Antes da crise, cada trabalhador em Portugal criava por trimestre riqueza (PIB) avaliada entre 11.869€ (1º Trimestre de 2019) e 11.990€ (4º Trimestre de 2019) o que, comparado com a média dos países da U.E. correspondia a cerca de 64,7%. Com a grave crise causada pela pandemia que levou ao fecho de uma parte significativa da economia, a queda da riqueza criada por trabalhador foi brusca e acentuada (-13,6% no 2º Trim.2020 quando comparado com o trimestre homólogo de 2019).

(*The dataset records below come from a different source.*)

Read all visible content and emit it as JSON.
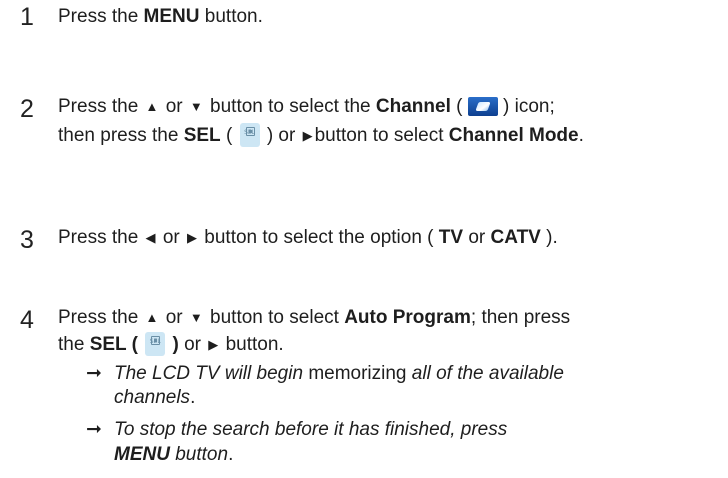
{
  "steps": [
    {
      "number": "1",
      "press": "Press the ",
      "menu": "MENU",
      "button": " button."
    },
    {
      "number": "2",
      "press": "Press the",
      "or": "or",
      "button_to_select": "button to select the",
      "channel": "Channel",
      "paren_open": "(",
      "paren_close": ") icon;",
      "then_press_the": "then press the",
      "sel": "SEL",
      "sel_paren_open": "(",
      "sel_paren_close": ") or",
      "button_to_select_2": "button to select",
      "channel_mode": "Channel Mode",
      "period": "."
    },
    {
      "number": "3",
      "press": "Press the",
      "or": "or",
      "button_to_select": "button to select the option (",
      "tv": "TV",
      "or2": "or",
      "catv": "CATV",
      "close": ")."
    },
    {
      "number": "4",
      "press": "Press the",
      "or": "or",
      "button_to_select": "button to select",
      "auto_program": "Auto Program",
      "then_press": "; then press",
      "the": "the",
      "sel": "SEL (",
      "sel_close": ")",
      "or2": "or",
      "button": "button.",
      "notes": [
        {
          "a": "The LCD TV will begin",
          "b": "memorizing",
          "c": "all of the available",
          "d": "channels",
          "e": "."
        },
        {
          "a": "To stop the search before it has finished, press",
          "b": "MENU",
          "c": "button",
          "d": "."
        }
      ]
    }
  ],
  "icons": {
    "channel": "channel-icon",
    "sel": "sel-button-icon",
    "sel_label": "SEL",
    "up": "▲",
    "down": "▼",
    "left": "◀",
    "right": "▶",
    "arrow": "➞"
  }
}
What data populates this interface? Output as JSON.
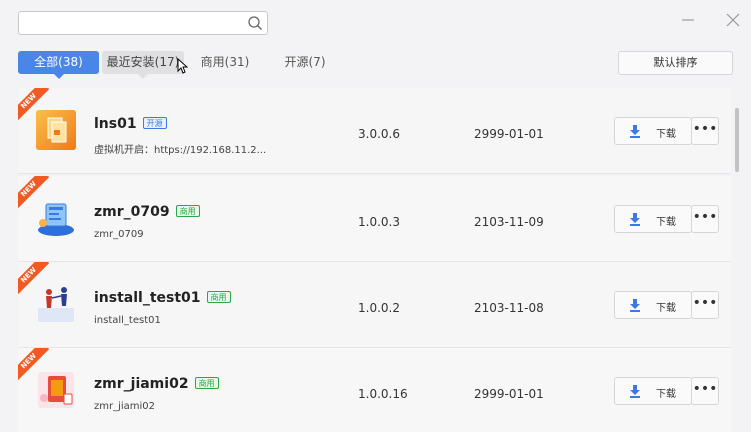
{
  "search": {
    "value": "",
    "placeholder": ""
  },
  "tabs": [
    {
      "label": "全部(38)"
    },
    {
      "label": "最近安装(17)"
    },
    {
      "label": "商用(31)"
    },
    {
      "label": "开源(7)"
    }
  ],
  "sort_label": "默认排序",
  "new_label": "NEW",
  "download_label": "下载",
  "more_label": "•••",
  "apps": [
    {
      "name": "lns01",
      "badge": "开源",
      "desc": "虚拟机开启：https://192.168.11.2...",
      "version": "3.0.0.6",
      "date": "2999-01-01"
    },
    {
      "name": "zmr_0709",
      "badge": "商用",
      "desc": "zmr_0709",
      "version": "1.0.0.3",
      "date": "2103-11-09"
    },
    {
      "name": "install_test01",
      "badge": "商用",
      "desc": "install_test01",
      "version": "1.0.0.2",
      "date": "2103-11-08"
    },
    {
      "name": "zmr_jiami02",
      "badge": "商用",
      "desc": "zmr_jiami02",
      "version": "1.0.0.16",
      "date": "2999-01-01"
    }
  ],
  "colors": {
    "accent": "#4a86e8",
    "new_ribbon": "#f15a22",
    "badge_open": "#3b7ae4",
    "badge_commercial": "#29a745"
  },
  "icons": {
    "search": "search-icon",
    "minimize": "minimize-icon",
    "close": "close-icon",
    "download": "download-arrow-icon"
  }
}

Com o desconfinamento no 3º Trim. 2020 registou-se uma certa recuperação da economia já que o PIB por trabalhador aumentou, entre o 2º Trimestre e o 3º Trim.2020, de 10.282€ para 11.553€ (+12,3%), o que mostra que o teletrabalho é um mito. Com a ameaça de novo confinamento causada pela nova onda do COVID 19, a concretizar-se, a contração da economia será maior que a do 2º Trim.2020, pois a economia está mais fragilizada e muitas empresas, que conseguiram sobreviver ao 1º confinamento, é de prever que já não consigam agora.

Ficaremos com um país e uma economia mais destruída e com maior desemprego. E os apoios não resolvem o problema.

 

Um estado cada vez mais endividado, cuja divida terá de ser paga com os nossos impostos

Para apoiar as empresas e as famílias a divida pública tem aumentado assustadoramente. Segundo o Boletim Estatístico do Banco de Portugal de jan.2021, entre dez.2019 e out.2020, portanto em apenas 10 meses, a divida das Administrações Públicas aumentou de 310.466 milhões € para 330.000 milhões €, e a divida na ótica de Maastricht subiu de 249.985 milhões € para 268.143 milhões €. No fim de set.2020, a divida das Administrações Públicas já correspondia a 160,8% do valor do PIB e a de Maastricht a 130,8%.

Um aumento da taxa de juro  criará uma situação insustentável ao país pois os encargos com uma divida desta dimensão (em 2021, 5.487 milhões€) poderão tornar-se incomportáveis.